I suggest something like this

def get_duplicate_coordinates(ds, keep='first'):
    df = ds.to_dataframe() # maybe needs some additional arg, I do not know...

    # maybe check if we use a CML (line) or PWS dataset, to be discussed

    # return a boolean series which can easily be used for indexing in the initial `ds`
    return df.duplicated(subset=['lon', 'lat'], keep=keep)
    # maybe we could transform the output into a xr.DataArray with the correct dimension
    # to make it 100% clear what is what

This is just written from the top of my head, withouth testing any of it, but I hope it gets the idea across.

@JochenSeidel Would that fit?

JochenSeidel commented 4 months ago

Yes thanks, this sounds good! Two aspects for further discussion:

1) Should we transform/backtransform from xarrayto pandas (which is tempting but might also bear some risks..) or try to figure out something that works in xarraydirectly? 2) I think it's safe to set the keep=False option as default for our purposes because then all duplicates coordinates are returned (otherwise the first or last duplicate is kept).

JochenSeidel commented 4 months ago

Here's somethings that seems to work. I added an option to explicitly select the coordinates and id dimension by names if a data set is not according to our OS convention.
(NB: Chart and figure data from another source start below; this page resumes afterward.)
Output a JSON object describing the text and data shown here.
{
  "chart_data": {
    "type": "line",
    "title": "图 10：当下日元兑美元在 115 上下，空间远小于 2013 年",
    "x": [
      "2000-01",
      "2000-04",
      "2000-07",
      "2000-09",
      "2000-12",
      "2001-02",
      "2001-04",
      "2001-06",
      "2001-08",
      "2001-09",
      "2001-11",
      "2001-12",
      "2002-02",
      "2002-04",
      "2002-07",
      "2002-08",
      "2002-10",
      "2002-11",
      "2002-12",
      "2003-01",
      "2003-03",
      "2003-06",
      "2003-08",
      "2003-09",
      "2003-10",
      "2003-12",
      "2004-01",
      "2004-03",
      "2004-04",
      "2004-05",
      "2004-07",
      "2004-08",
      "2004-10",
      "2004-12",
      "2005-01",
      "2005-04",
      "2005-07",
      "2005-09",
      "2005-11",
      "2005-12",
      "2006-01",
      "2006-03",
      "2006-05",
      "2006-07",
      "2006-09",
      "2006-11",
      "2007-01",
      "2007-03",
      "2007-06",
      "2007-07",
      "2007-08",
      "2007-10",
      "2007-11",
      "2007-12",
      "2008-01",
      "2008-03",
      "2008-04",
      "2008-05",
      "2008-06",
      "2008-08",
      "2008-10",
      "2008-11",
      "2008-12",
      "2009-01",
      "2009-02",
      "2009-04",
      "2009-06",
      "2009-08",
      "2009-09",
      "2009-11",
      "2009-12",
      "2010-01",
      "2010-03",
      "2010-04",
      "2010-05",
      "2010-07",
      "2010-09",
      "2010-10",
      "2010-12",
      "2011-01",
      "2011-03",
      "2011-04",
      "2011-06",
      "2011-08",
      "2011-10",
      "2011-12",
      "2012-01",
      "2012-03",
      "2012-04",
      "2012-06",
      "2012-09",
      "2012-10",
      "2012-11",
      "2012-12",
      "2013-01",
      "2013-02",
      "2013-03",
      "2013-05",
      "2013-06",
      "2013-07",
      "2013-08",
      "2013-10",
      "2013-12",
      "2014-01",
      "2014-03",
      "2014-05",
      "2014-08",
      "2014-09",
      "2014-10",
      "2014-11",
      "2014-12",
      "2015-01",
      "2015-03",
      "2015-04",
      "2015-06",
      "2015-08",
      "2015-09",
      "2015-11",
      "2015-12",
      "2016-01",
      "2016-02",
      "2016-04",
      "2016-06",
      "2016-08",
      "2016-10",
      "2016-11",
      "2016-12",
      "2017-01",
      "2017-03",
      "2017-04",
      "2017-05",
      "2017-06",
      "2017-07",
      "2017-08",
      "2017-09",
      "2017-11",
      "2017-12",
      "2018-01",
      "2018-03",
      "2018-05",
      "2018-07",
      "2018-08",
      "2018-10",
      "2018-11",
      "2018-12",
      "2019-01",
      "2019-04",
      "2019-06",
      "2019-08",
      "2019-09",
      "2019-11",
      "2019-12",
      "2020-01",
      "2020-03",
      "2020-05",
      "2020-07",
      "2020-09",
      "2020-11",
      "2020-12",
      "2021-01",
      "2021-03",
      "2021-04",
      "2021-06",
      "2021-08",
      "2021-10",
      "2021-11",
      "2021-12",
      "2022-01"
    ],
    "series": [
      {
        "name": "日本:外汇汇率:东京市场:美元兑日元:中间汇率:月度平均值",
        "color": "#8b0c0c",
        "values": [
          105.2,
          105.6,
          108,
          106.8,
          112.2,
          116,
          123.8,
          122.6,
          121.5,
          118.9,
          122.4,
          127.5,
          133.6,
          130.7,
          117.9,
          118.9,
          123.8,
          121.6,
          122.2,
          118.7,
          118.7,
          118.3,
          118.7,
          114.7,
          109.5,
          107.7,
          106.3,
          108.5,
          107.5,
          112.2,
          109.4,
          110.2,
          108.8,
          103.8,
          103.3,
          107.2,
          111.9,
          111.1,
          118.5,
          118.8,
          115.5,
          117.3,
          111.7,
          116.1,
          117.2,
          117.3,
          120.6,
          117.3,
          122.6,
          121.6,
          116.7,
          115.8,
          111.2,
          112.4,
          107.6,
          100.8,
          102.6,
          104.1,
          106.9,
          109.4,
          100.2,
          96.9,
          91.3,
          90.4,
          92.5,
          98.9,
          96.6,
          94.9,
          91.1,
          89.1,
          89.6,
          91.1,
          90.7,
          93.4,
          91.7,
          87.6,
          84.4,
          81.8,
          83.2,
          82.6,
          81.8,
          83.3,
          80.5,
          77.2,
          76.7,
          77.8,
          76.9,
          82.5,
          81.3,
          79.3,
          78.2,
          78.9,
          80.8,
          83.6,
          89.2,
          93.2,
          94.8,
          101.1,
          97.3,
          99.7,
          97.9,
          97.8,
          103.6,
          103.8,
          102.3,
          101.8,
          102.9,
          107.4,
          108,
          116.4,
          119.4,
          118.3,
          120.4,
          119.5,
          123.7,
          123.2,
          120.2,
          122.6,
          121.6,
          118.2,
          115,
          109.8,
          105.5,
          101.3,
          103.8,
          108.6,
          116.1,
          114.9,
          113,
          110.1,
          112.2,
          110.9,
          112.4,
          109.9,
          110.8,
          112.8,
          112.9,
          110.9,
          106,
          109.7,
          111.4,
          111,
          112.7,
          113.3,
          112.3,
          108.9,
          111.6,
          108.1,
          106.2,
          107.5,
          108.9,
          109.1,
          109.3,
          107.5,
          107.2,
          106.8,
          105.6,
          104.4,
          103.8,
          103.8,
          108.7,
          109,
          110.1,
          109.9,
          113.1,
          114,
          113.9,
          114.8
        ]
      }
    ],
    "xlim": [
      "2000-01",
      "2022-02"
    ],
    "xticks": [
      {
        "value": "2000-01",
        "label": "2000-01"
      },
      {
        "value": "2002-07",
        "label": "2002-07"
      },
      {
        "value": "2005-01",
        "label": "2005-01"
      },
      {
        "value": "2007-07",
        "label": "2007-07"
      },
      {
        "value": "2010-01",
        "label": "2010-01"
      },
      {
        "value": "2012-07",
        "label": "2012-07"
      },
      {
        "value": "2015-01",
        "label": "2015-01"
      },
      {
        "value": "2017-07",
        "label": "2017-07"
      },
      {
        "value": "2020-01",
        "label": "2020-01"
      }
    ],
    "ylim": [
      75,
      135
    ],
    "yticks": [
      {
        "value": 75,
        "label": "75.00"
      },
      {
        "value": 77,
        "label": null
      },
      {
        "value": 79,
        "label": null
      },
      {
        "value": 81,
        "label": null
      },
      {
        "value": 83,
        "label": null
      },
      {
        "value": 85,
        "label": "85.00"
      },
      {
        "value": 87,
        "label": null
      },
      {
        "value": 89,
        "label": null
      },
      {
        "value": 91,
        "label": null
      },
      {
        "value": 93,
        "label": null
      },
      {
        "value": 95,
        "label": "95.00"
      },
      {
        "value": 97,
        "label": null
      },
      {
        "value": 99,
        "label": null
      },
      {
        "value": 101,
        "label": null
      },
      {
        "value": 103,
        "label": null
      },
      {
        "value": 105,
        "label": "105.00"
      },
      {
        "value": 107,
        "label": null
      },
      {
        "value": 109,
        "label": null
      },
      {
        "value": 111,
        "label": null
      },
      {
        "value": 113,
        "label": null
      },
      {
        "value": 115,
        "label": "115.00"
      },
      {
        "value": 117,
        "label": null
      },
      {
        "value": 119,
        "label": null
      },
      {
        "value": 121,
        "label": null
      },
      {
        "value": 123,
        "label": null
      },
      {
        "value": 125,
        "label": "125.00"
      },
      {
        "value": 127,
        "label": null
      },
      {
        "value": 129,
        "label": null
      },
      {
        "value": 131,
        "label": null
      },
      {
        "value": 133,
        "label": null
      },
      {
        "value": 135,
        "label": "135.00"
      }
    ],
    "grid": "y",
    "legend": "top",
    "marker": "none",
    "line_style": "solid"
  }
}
In the end this is a 2-liner, does this justify a function?

ddef get_duplicate_coordinates(ds, id=id, keep=False, lat='lat', lon='lon'):
    # lat and lon can be set if a dataset does not follow our OS cenvention
    df = ds.id.to_dataframe() # assumes that there is an 'id' dimension

    # maybe check if we use a CML (line) or PWS dataset, to be discussed

    # return a boolean series which can easily be used for indexing in the initial `ds`
    return df.duplicated(subset=[lon, lat], keep=keep)
    # maybe we could transform the output into a xr.DataArray with the correct dimension
    # to make it 100% clear what is what

cchwala commented 4 months ago

In the end this is a 2-liner, does this justify a function?

Yes, that is a good question. It could even fit on one line... Hence, I am not sure how to proceed. Maybe adding this to notebook with "xarray and pandas recipes" is the best option. Maybe just discuss that during the next meetings while I am away.

I added an option to explicitly select the coordinates and id dimension

Please note, that you are not using the variable id from your argument inside the function. You would have to do something like

def foo(ds, id_var_name='id'):
    df = ds[id_var_name].to_dataframe()
    # blabla...

JochenSeidel commented 4 months ago

Thanks for pointing this out. I'm also away next week, let's see what happens in the next meeting...

cchwala commented 3 months ago

@JochenSeidel I think we can close this because you show the code to do it in #55. Is so, please close.